A while ago, a long long friend of mine suddenly messaged me out of the blue reminiscing on old times and stuff. I could sense something was amiss. I planned an impromptu trip to see him. I didn’t bring anything up…we just chatted about the good old times, cracked a few inside jokes etc. He was visibly much better when I started back after a few days. We promised to be in touch but it kinda dwindled from there.
He got back in touch again and this time told me that he was seriously contemplating the last ride and my trip made him change his mind.
It’s easy to forget that depression isn’t rational. A depressed person may worry that they’re unhirable and won’t be able to find a job in those 4-6 months. They may expect that any job they do find will be as bad as the current one, or worse. If they’re on a visa, they may worry about deportation and having to upend their lives if they leave their current job. They may worry that a gap on their resume will affect their career prospects. They may worry that their friends and family will judge them if they’re unemployed for a while. Etcetera ad infinitum.

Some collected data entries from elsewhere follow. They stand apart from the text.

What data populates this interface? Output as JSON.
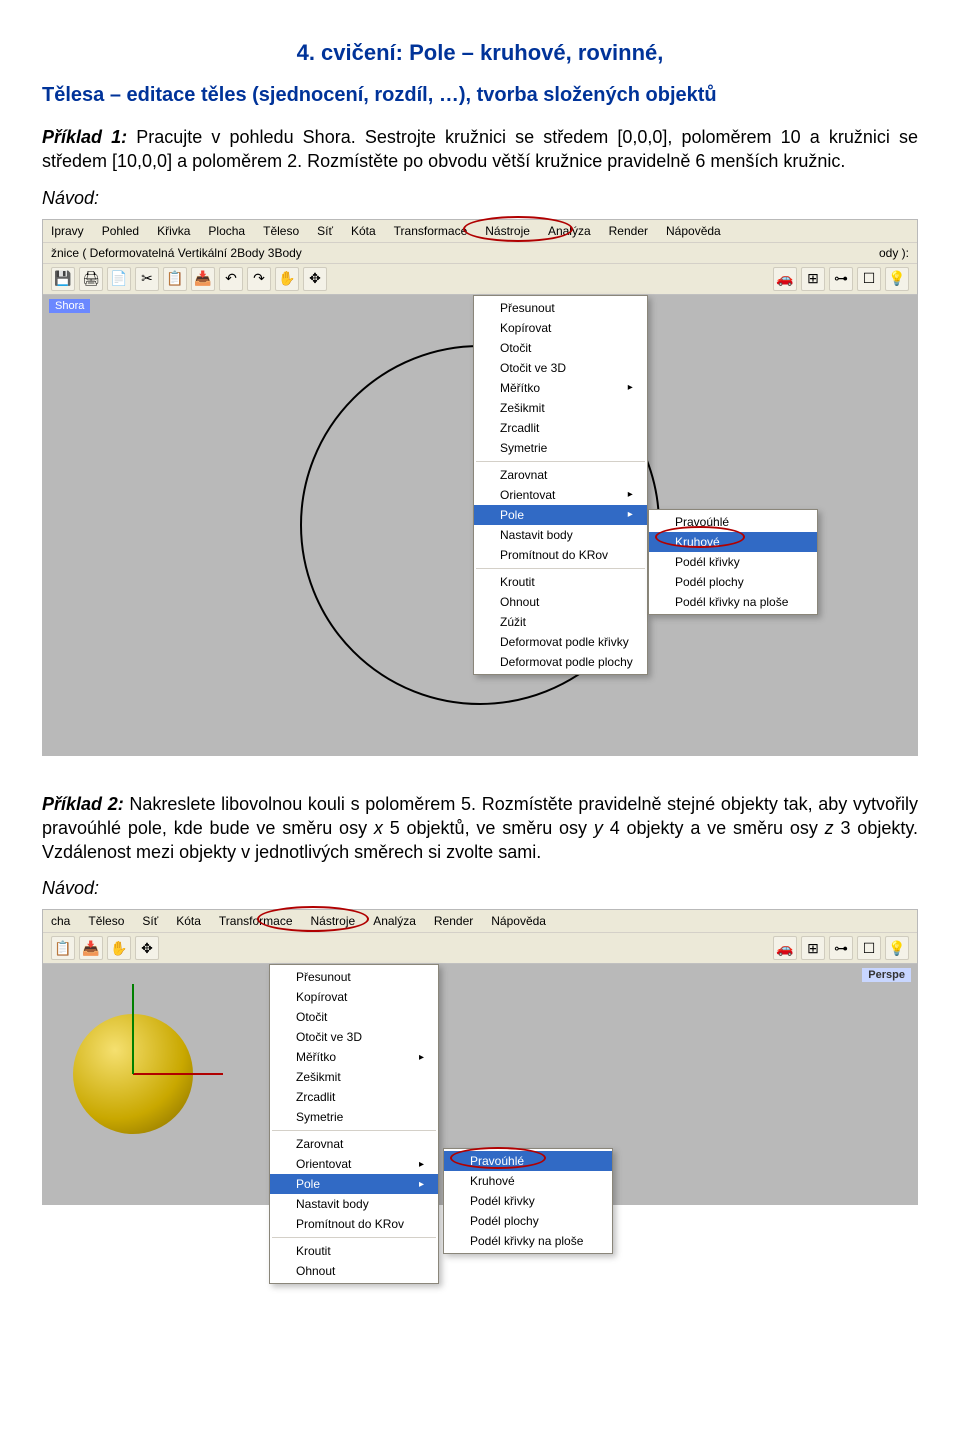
{
  "title": "4. cvičení: Pole – kruhové, rovinné,",
  "subtitle": "Tělesa – editace těles (sjednocení, rozdíl, …), tvorba složených objektů",
  "p1a": "Příklad 1:",
  "p1b": " Pracujte v pohledu Shora. Sestrojte kružnici se středem [0,0,0], poloměrem 10 a kružnici se středem [10,0,0] a poloměrem 2. Rozmístěte po obvodu větší kružnice pravidelně 6 menších kružnic.",
  "navod": "Návod:",
  "p2a": "Příklad 2:",
  "p2b_head": " Nakreslete libovolnou kouli s poloměrem 5. Rozmístěte pravidelně stejné objekty tak, aby vytvořily pravoúhlé pole, kde bude ve směru osy ",
  "p2b_x": "x",
  "p2b_mid1": " 5 objektů, ve směru osy ",
  "p2b_y": "y",
  "p2b_mid2": " 4 objekty a ve směru osy ",
  "p2b_z": "z",
  "p2b_tail": " 3 objekty. Vzdálenost mezi objekty v jednotlivých směrech si zvolte sami.",
  "shot1": {
    "menubar": [
      "Ipravy",
      "Pohled",
      "Křivka",
      "Plocha",
      "Těleso",
      "Síť",
      "Kóta",
      "Transformace",
      "Nástroje",
      "Analýza",
      "Render",
      "Nápověda"
    ],
    "input_row": "žnice ( Deformovatelná  Vertikální  2Body  3Body",
    "input_tail": "ody ):",
    "vp_label": "Shora",
    "dd1": {
      "items_top": [
        "Přesunout",
        "Kopírovat",
        "Otočit",
        "Otočit ve 3D",
        "Měřítko",
        "Zešikmit",
        "Zrcadlit",
        "Symetrie"
      ],
      "items_mid": [
        "Zarovnat",
        "Orientovat",
        "Pole",
        "Nastavit body",
        "Promítnout do KRov"
      ],
      "items_bot": [
        "Kroutit",
        "Ohnout",
        "Zúžit",
        "Deformovat podle křivky",
        "Deformovat podle plochy"
      ],
      "arrows": [
        "Měřítko",
        "Orientovat",
        "Pole"
      ],
      "highlight": "Pole"
    },
    "dd2": {
      "items": [
        "Pravoúhlé",
        "Kruhové",
        "Podél křivky",
        "Podél plochy",
        "Podél křivky na ploše"
      ],
      "highlight": "Kruhové"
    }
  },
  "shot2": {
    "menubar": [
      "cha",
      "Těleso",
      "Síť",
      "Kóta",
      "Transformace",
      "Nástroje",
      "Analýza",
      "Render",
      "Nápověda"
    ],
    "vp_label": "Perspe",
    "dd1": {
      "items_top": [
        "Přesunout",
        "Kopírovat",
        "Otočit",
        "Otočit ve 3D",
        "Měřítko",
        "Zešikmit",
        "Zrcadlit",
        "Symetrie"
      ],
      "items_mid": [
        "Zarovnat",
        "Orientovat",
        "Pole",
        "Nastavit body",
        "Promítnout do KRov"
      ],
      "items_bot": [
        "Kroutit",
        "Ohnout"
      ],
      "arrows": [
        "Měřítko",
        "Orientovat",
        "Pole"
      ],
      "highlight": "Pole"
    },
    "dd2": {
      "items": [
        "Pravoúhlé",
        "Kruhové",
        "Podél křivky",
        "Podél plochy",
        "Podél křivky na ploše"
      ],
      "highlight": "Pravoúhlé"
    }
  },
  "icons1": [
    "save",
    "print",
    "props",
    "cut",
    "copy",
    "paste",
    "undo",
    "redo",
    "pan",
    "rotate-view",
    "car",
    "axes",
    "link",
    "layers",
    "bulb"
  ],
  "icons2": [
    "copy",
    "paste",
    "pan",
    "rotate-view",
    "car",
    "axes",
    "link",
    "layers",
    "bulb"
  ]
}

I went through a rough period last summer where a project I was involved in was a complete disaster. I basically spent 24×7 terrified that a new "emergency" was going to roll in on my phone via email with a stakeholder telling me how this new issue was ruining their life and how disappointed they were; an issue which I was expected to deal with immediately. After that summer and to this day I keep my phone in "Do Not Disturb" mode 24×7 and treat it as a passive communications device that I only check when I want to, because I have literally run out of notification tones on my phone that don’t send a burst of adrenaline through my body upon hearing them.
This is even after that project is over. I feel like it permanently damaged my brain and my ability to deal with stress.
I have used smartwatches that notify you when an email comes in by vibrating on your wrist. I view these as modern-day human "shock collars" where the shock collar beneficiary is actually not you, but your employer. I actually warn others against falling into that trap of wearing a "shock collar for work". Having your arm vibrate the moment an email comes in is not healthy.